A media mogul and a former law professor who are vying to be Tunisia's next president sparred during a televised debate over how to fight terrorism and poverty.
Then the two candidates cordially shook hands, an act Tunisian voters are celebrating as a sign that the democracy built on their country's 2011 “Arab Spring” uprising is on the right track.
Tycoon Nabil Karoui and professor Kais Saied are competing in a runoff presidential election on Sunday. Neither has held political office before.
Karoui promised during Friday night's debate to combat extremist acts by tackling poverty. He said he would pursue investments from companies like Google and Netflix.
Saied promised to give struggling provinces and young people more power.
Both men said Tunisia should work to bring peace to neighboring Libya.

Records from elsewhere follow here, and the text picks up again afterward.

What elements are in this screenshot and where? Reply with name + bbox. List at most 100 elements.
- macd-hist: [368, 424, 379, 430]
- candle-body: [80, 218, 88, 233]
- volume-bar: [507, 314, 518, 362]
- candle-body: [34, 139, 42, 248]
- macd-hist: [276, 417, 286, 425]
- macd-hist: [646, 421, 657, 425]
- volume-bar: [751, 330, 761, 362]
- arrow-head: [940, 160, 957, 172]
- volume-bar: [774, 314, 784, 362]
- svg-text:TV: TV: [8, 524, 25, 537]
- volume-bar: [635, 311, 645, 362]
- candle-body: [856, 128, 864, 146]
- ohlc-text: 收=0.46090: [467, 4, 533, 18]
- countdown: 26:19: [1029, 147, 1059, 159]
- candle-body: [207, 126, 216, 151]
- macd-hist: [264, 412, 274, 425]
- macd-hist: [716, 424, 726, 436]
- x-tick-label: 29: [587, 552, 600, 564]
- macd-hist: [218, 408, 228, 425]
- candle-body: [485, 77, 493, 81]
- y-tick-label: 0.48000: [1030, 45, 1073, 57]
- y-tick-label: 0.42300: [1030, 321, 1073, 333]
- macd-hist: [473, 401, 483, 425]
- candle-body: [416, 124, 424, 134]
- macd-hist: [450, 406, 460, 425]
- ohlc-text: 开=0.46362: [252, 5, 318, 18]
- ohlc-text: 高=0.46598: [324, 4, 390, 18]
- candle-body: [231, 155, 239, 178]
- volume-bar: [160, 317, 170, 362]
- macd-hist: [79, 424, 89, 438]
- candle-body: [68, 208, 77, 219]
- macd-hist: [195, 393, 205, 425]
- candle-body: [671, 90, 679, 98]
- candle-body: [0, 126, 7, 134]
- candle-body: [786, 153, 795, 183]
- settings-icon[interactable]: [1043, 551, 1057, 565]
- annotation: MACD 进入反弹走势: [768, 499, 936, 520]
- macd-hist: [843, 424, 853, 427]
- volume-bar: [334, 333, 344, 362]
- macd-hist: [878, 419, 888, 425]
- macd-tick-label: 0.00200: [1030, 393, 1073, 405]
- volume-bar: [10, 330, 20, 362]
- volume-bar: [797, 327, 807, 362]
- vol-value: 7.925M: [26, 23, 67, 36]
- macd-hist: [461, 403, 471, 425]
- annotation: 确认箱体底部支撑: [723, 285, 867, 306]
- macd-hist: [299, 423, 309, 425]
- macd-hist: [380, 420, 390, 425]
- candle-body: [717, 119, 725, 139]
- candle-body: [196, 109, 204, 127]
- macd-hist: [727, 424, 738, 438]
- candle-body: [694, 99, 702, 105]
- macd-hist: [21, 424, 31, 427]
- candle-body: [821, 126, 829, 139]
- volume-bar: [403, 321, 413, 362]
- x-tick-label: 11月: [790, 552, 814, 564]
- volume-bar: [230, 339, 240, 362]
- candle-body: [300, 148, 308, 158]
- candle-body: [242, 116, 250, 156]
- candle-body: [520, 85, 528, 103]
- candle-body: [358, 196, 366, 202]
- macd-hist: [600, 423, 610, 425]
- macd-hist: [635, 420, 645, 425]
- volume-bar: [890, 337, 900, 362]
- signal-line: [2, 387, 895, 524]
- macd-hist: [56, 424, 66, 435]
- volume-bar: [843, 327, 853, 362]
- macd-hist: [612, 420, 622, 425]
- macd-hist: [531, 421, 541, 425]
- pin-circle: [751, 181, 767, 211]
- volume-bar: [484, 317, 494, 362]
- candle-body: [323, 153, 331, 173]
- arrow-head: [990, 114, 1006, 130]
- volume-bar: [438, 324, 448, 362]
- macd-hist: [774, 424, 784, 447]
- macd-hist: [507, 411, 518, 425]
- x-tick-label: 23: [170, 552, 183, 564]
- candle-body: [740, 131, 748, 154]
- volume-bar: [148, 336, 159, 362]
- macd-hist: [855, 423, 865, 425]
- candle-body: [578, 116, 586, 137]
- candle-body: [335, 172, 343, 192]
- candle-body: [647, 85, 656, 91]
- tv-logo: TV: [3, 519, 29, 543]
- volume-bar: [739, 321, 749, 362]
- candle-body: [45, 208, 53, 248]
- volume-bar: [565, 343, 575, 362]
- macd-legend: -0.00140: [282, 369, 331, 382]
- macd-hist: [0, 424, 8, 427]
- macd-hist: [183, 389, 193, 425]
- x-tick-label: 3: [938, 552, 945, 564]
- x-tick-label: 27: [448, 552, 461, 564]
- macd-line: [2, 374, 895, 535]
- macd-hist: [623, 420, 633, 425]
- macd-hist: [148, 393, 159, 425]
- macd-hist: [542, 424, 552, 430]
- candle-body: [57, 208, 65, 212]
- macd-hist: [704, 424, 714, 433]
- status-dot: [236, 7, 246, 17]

Throughout, Karoui appeared relaxed but occasionally hesitant, and speaking in Tunisian dialect he stuck to his key themes -- fighting poverty and economic liberalism.
Saied, serious but at ease, defended decentralization of power and criticized the partisan system, delivering his answers in classical Arabic.
The runoff outcome is still uncertain, though Karoui received a boost with his newly formed party, Qalb Tounes, coming in second in the October 6 legislative elections.
Karoui and Saied had both come out on top in the September 15 first round on anti-establishment platforms in a country grappling with a stagnant economy, high unemployment, failing public services and rising prices.